Önder Apo, 27 Şubat 2025’te 'Barış ve Demokratik Toplum Çağrısı' başlığıyla bir manifesto paylaştı. Askeri faaliyetlerin durdurulması ve PKK’nin feshedilmesi çağrısında bulundu. Hareketimiz ateşkes kararı aldı ve savunma güçleri buna uyuyor. Bize saldırılmadığı sürece, hiçbir şartta saldırmayacağız, denildi. Buna rağmen Türk devleti saldırılarını durdurmuyor; her gün bizi SİHA’larla, uçaklarla, tanklarla, toplarla bombalıyor. Bu kararların hayata geçirilebilmesi için Önder Apo’nun yaşam koşullarının iyileştirilmesi ve faaliyetlerine elverişli bir ortam sağlanması gerekiyor. Önderliğimiz kongreye katılamıyor. Bu durumda kongrenin yapılması mümkün değildir. Kongre ancak savaş hali sona erdikten sonra toplanabilir. O zaman geleceğe yönelik gerekli kararları alabiliriz.

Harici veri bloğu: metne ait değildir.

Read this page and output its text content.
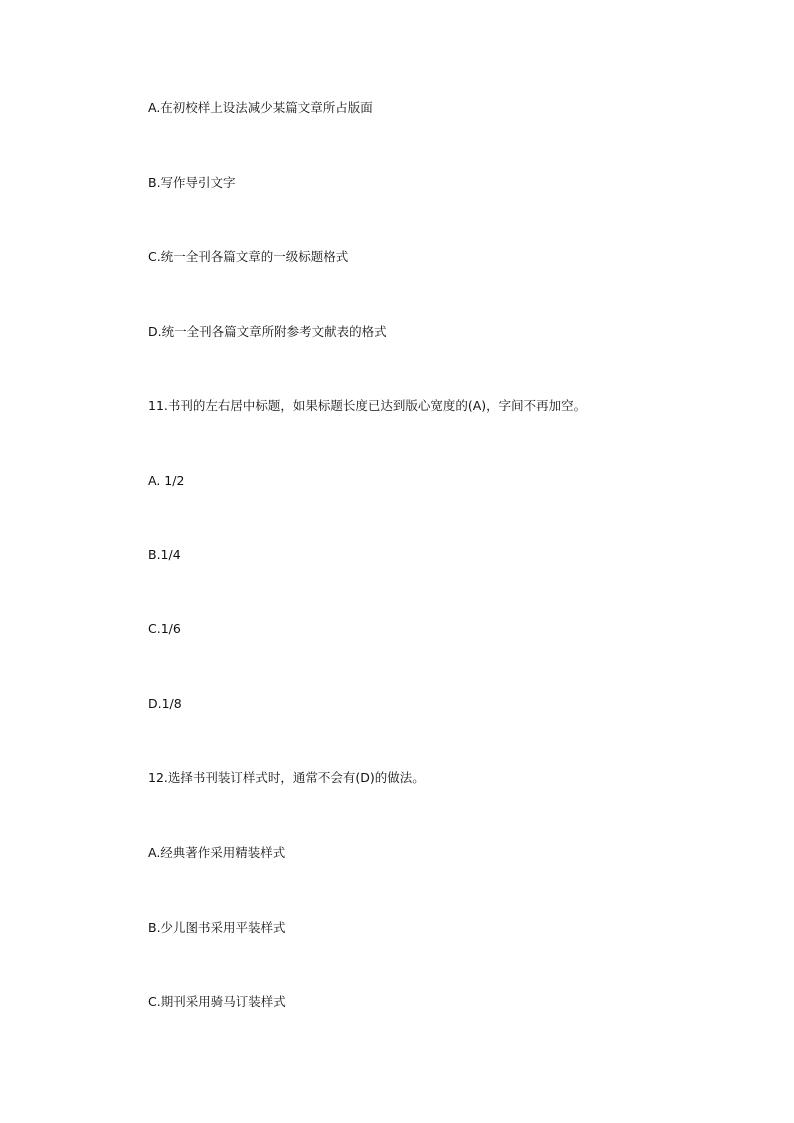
A.在初校样上设法减少某篇文章所占版面
B.写作导引文字
C.统一全刊各篇文章的一级标题格式
D.统一全刊各篇文章所附参考文献表的格式
11.书刊的左右居中标题，如果标题长度已达到版心宽度的(A)，字间不再加空。
A. 1/2
B.1/4
C.1/6
D.1/8
12.选择书刊装订样式时，通常不会有(D)的做法。
A.经典著作采用精装样式
B.少儿图书采用平装样式
C.期刊采用骑马订装样式
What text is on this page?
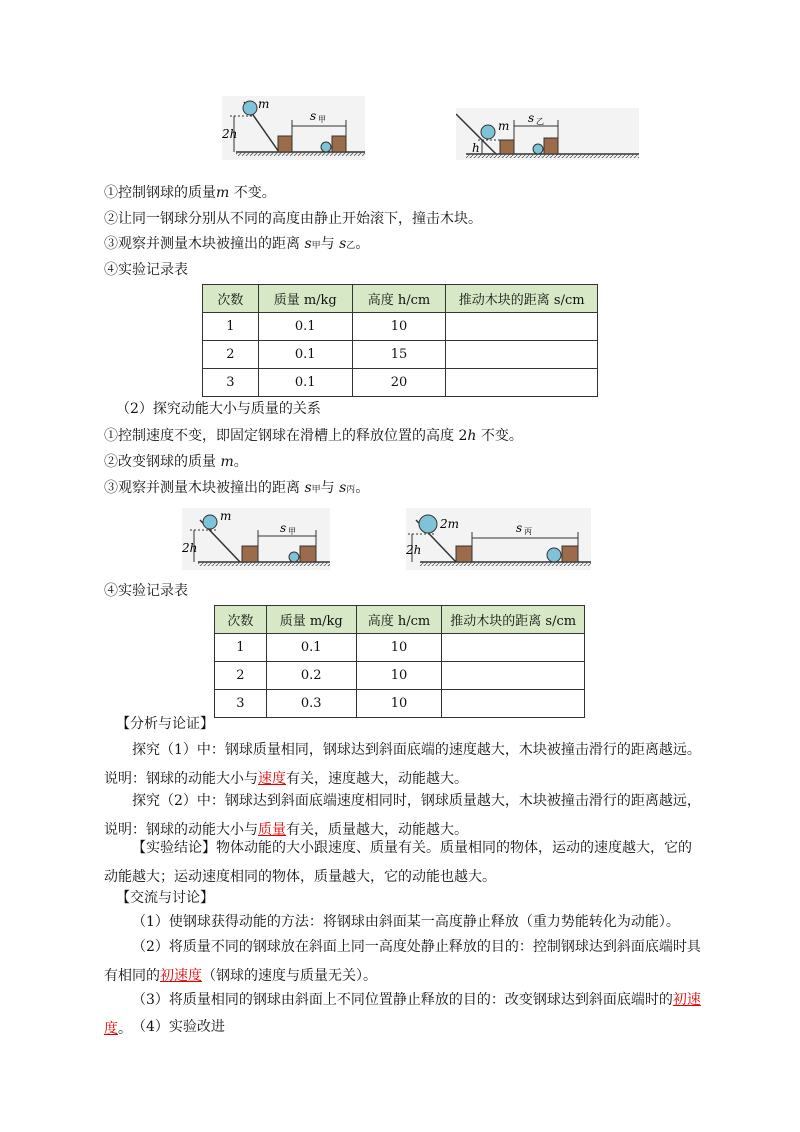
m
2h
s 甲	m
h
s 乙
①控制钢球的质量m 不变。
②让同一钢球分别从不同的高度由静止开始滚下，撞击木块。
③观察并测量木块被撞出的距离 s甲与 s乙。
④实验记录表
次数	质量 m/kg	高度 h/cm	推动木块的距离 s/cm
1	0.1	10	
2	0.1	15	
3	0.1	20	
（2）探究动能大小与质量的关系
①控制速度不变，即固定钢球在滑槽上的释放位置的高度 2h 不变。
②改变钢球的质量 m。
③观察并测量木块被撞出的距离 s甲与 s丙。
m
2h
s 甲
2m
2h
s 丙
④实验记录表
次数	质量 m/kg	高度 h/cm	推动木块的距离 s/cm
1	0.1	10	
2	0.2	10	
3	0.3	10	
【分析与论证】
探究（1）中：钢球质量相同，钢球达到斜面底端的速度越大，木块被撞击滑行的距离越远。说明：钢球的动能大小与速度有关，速度越大，动能越大。
探究（2）中：钢球达到斜面底端速度相同时，钢球质量越大，木块被撞击滑行的距离越远，说明：钢球的动能大小与质量有关，质量越大，动能越大。
【实验结论】物体动能的大小跟速度、质量有关。质量相同的物体，运动的速度越大，它的动能越大；运动速度相同的物体，质量越大，它的动能也越大。
【交流与讨论】
（1）使钢球获得动能的方法：将钢球由斜面某一高度静止释放（重力势能转化为动能）。
（2）将质量不同的钢球放在斜面上同一高度处静止释放的目的：控制钢球达到斜面底端时具有相同的初速度（钢球的速度与质量无关）。
（3）将质量相同的钢球由斜面上不同位置静止释放的目的：改变钢球达到斜面底端时的初速度。 （4）实验改进
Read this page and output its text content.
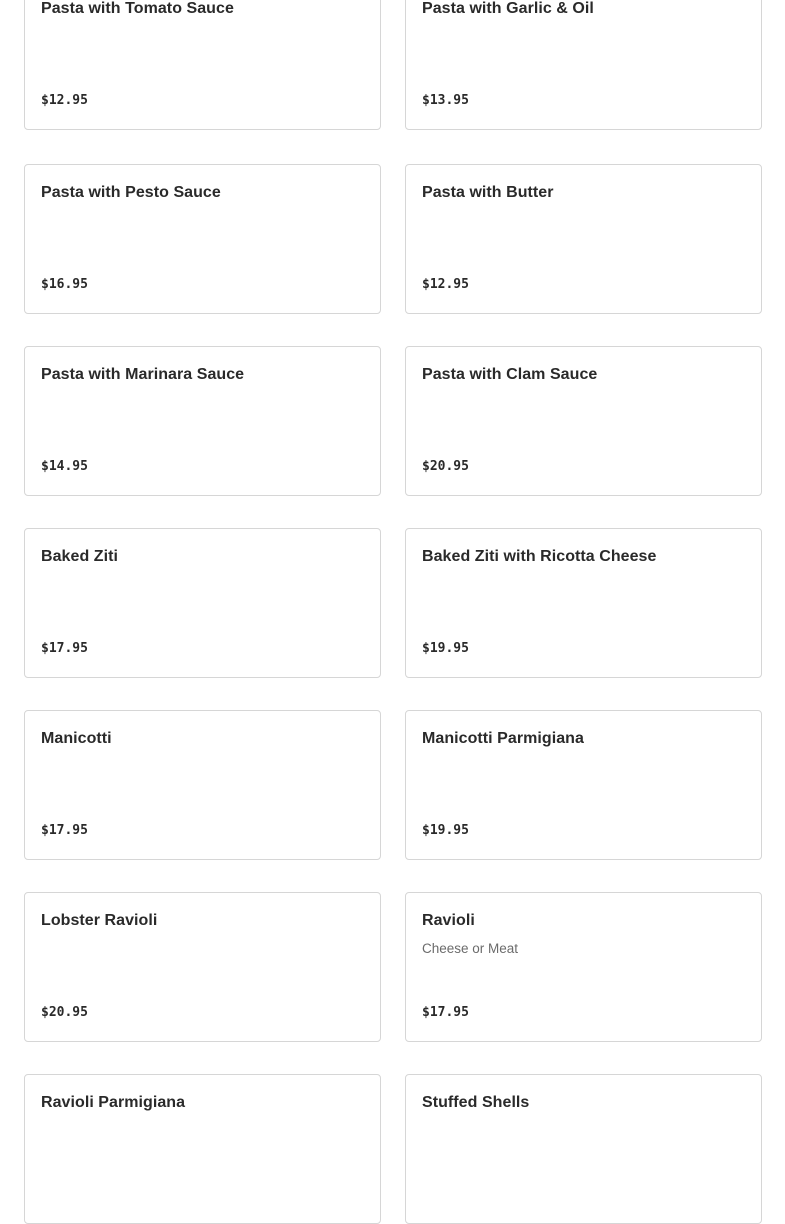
Pasta with Tomato Sauce
$12.95
Pasta with Garlic & Oil
$13.95
Pasta with Pesto Sauce
$16.95
Pasta with Butter
$12.95
Pasta with Marinara Sauce
$14.95
Pasta with Clam Sauce
$20.95
Baked Ziti
$17.95
Baked Ziti with Ricotta Cheese
$19.95
Manicotti
$17.95
Manicotti Parmigiana
$19.95
Lobster Ravioli
$20.95
Ravioli
Cheese or Meat
$17.95
Ravioli Parmigiana	Stuffed Shells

Öcalan 26 yıldır cezaevinde. Bu çağrıyı normal ve baskıdan uzak bir ortamda yaptığına dair garantiniz nedir, bu çağrıyı neden şimdi yaptı?

Önder Apo, Kürt sorununun şiddetten uzak, siyasi, demokratik ve hukuki yollarla çözülmesini istediğini her zaman net bir şekilde dile getirmiştir. Hatırlatmak isterim ki; bu karar bugüne ait değildir. Önder Apo geçmişte de büyük bir çaba gösterdi. O dönemde Türkiye Cumhurbaşkanı Turgut Özal’dı. Özal, Kürt sorununa hukuki ve demokratik bir çözüm istiyordu, ancak Türk devletinin politikası, Kürt kimliğini inkâr etmek ve bir tür soykırımı dayatmaktı. 1993'te başlayan bu süreç, silahlı mücadeleyi siyasi mücadeleye dönüştürmeye yönelik yeni bir yaklaşımın doğmasına yol açtı. Önder Apo’nun amacı, demokratik bir toplum yaratmaktı. Demokratik toplum paradigması, tüm halkların ve inanç gruplarının eşitlik, özgürlük ve demokrasi temelinde bir arada yaşamasını kapsamaktadır. Önder Apo, 2025'e kadar Kürt sorununda siyasi çözüm için ortamı uygun göremedi, bugün böyle bir çağrı yaptıysa mutlaka sebebi vardır.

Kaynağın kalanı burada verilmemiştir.